Benjamin's stock seems to be particularly high right now. Nearly all the year's best of fiction lists were topped by either Teju Cole's Open City or Ben Lerner's Leaving the Atocha Station: two books that I haven't read, but which seem to be, among other things, walk novels. The second of these is frequently compared to Rilke's Notebooks of Malte Laurdis Brigge, the first to the German pan-fictionist W.G. Sebald, who himself rivals Bolano in his secret-saucitude among my friends who like writing and reading. In the same way, I don't know a person in grad school who doesn't worship the very dog-poop on Benjamin's shoes (actually, to be fair I don't know a person in grad school, period. Unless you count nurses. Which I do. Even though they don't usually read a lot of Benjamin).
But to return to SM's genre-begging: I'd say that the mini-genre all these works belong to is, simply, the walk. Pioneers would include the American transcendentalists, English romantic poets, intra-war Germans (and Swiss - can't forget Walser here, not just for his name but for his long short story "The Walk"), Russians at all times (my favorite Russian saying: "When late for work, walk slower"), the French when they're feeling piqued (Baudelaire: a great theorist of flaneurie and the grain of sand hidden in most of Benjamin's best pearls) and of course Guy Davenport. After Dav, walking as an actual pursuit withers, at an inverse rate to the blossoming of its literature, until finally we get to the internet, which, if you're feeling generous, could be seen as an epic, breezy, and occasionally frustrating-walk that everyone with a computer is taking together.
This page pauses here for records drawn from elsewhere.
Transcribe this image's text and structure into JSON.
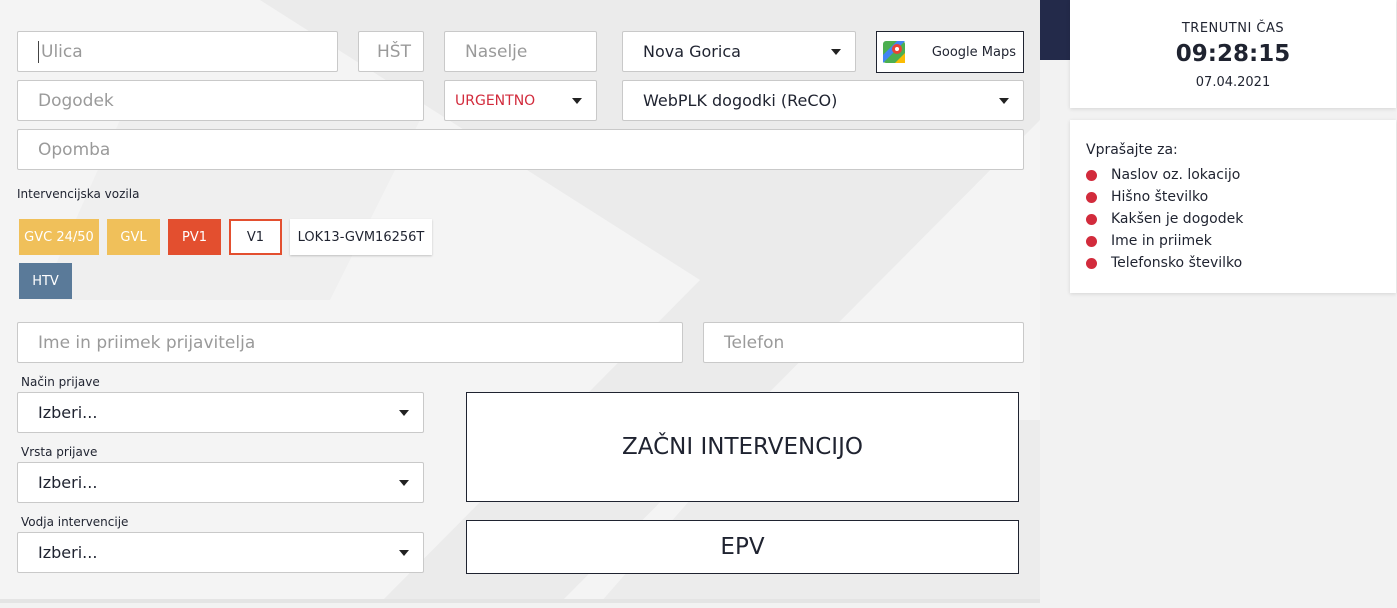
{
  "fields": {
    "ulica": "Ulica",
    "hst": "HŠT",
    "naselje": "Naselje",
    "dogodek": "Dogodek",
    "opomba": "Opomba",
    "ime": "Ime in priimek prijavitelja",
    "telefon": "Telefon"
  },
  "selects": {
    "obcina": "Nova Gorica",
    "prioriteta": "URGENTNO",
    "seznam": "WebPLK dogodki (ReCO)",
    "nacin": "Izberi...",
    "vrsta": "Izberi...",
    "vodja": "Izberi..."
  },
  "google_maps_label": "Google Maps",
  "labels": {
    "vozila": "Intervencijska vozila",
    "nacin": "Način prijave",
    "vrsta": "Vrsta prijave",
    "vodja": "Vodja intervencije"
  },
  "vehicles": [
    "GVC 24/50",
    "GVL",
    "PV1",
    "V1",
    "LOK13-GVM16256T",
    "HTV"
  ],
  "buttons": {
    "start": "ZAČNI INTERVENCIJO",
    "epv": "EPV"
  },
  "clock": {
    "label": "TRENUTNI ČAS",
    "time": "09:28:15",
    "date": "07.04.2021"
  },
  "ask": {
    "title": "Vprašajte za:",
    "items": [
      "Naslov oz. lokacijo",
      "Hišno številko",
      "Kakšen je dogodek",
      "Ime in priimek",
      "Telefonsko številko"
    ]
  },
  "colors": {
    "navy": "#232a4a",
    "red": "#e34f2f",
    "yellow": "#f0c05a",
    "slate": "#5a7a99",
    "dot": "#d22b3c"
  }
}
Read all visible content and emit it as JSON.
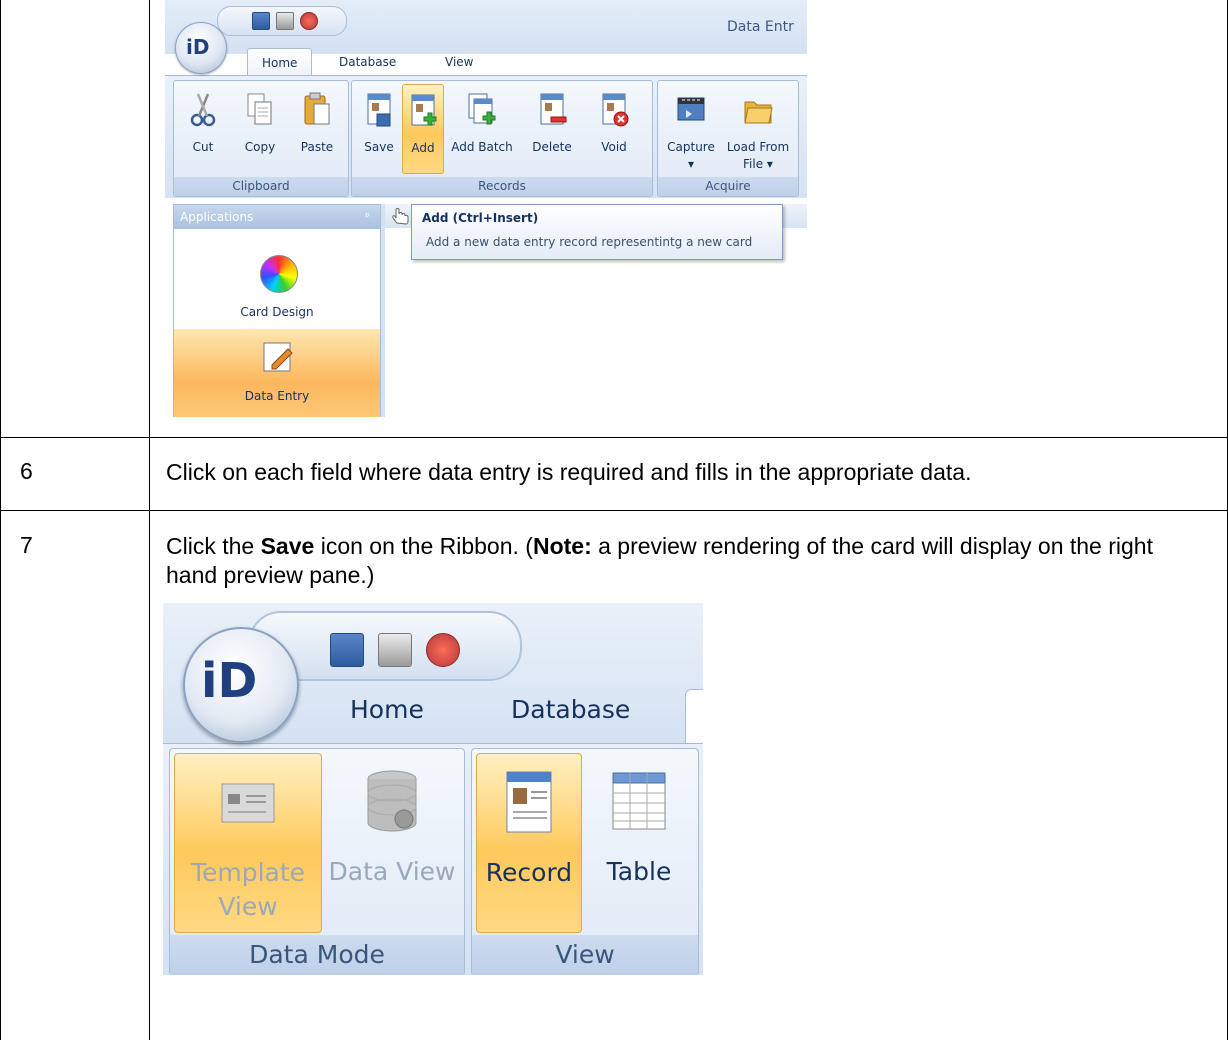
{
  "steps": [
    {
      "number": "6",
      "text": "Click on each field where data entry is required and fills in the appropriate data."
    },
    {
      "number": "7",
      "text_pre": "Click the ",
      "text_bold": "Save",
      "text_mid": " icon on the Ribbon. (",
      "note_label": "Note:",
      "text_post": "  a preview rendering of the card will display on the right hand preview pane.)"
    }
  ],
  "screenshot1": {
    "window_title": "Data Entr",
    "orb_label": "iD",
    "quick_access_icons": [
      "save-icon",
      "print-icon",
      "database-icon"
    ],
    "tabs": [
      "Home",
      "Database",
      "View"
    ],
    "active_tab": "Home",
    "groups": {
      "clipboard": {
        "label": "Clipboard",
        "buttons": [
          "Cut",
          "Copy",
          "Paste"
        ]
      },
      "records": {
        "label": "Records",
        "buttons": [
          "Save",
          "Add",
          "Add Batch",
          "Delete",
          "Void"
        ]
      },
      "acquire": {
        "label": "Acquire",
        "buttons": [
          "Capture",
          "Load From"
        ],
        "capture_sub": "▾",
        "load_sub": "File ▾"
      }
    },
    "highlighted_button": "Add",
    "tooltip": {
      "title": "Add (Ctrl+Insert)",
      "description": "Add a new data entry record representintg a new card"
    },
    "applications": {
      "header": "Applications",
      "pin": "ᵖ",
      "items": [
        "Card Design",
        "Data Entry"
      ],
      "selected": "Data Entry"
    }
  },
  "screenshot2": {
    "orb_label": "iD",
    "tabs": [
      "Home",
      "Database"
    ],
    "groups": {
      "data_mode": {
        "label": "Data Mode",
        "buttons": [
          "Template\nView",
          "Data View"
        ]
      },
      "view": {
        "label": "View",
        "buttons": [
          "Record",
          "Table"
        ]
      }
    },
    "highlighted_buttons": [
      "Template View",
      "Record"
    ]
  },
  "colors": {
    "ribbon_blue": "#d4e2f3",
    "highlight_orange": "#ffc95c",
    "text_dark_blue": "#15325d"
  }
}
Hence, I believe, this discovery of walking.
Do I like to walk, I mean me, personally, as a person with a body? Yes I do. At the same time, I am terrified of walking. Something is always at stake - time, for example. The wager is that sharp attention is enough and that the world is so suffused with meaning (or available to our meaning-makingness) that even the most out of the way detour will end up redeeming what we've spent on it (and if you don't like the mixture of spiritual and economic language here, please take it up with Emerson, also a great walker). Another way to say this is that the walker has faith, which is one of the reason why timid, conservative people like writers are so drawn to walking: not because we're naturally good at it, but because we recognize in it a set of skills that we are somehow deficient in.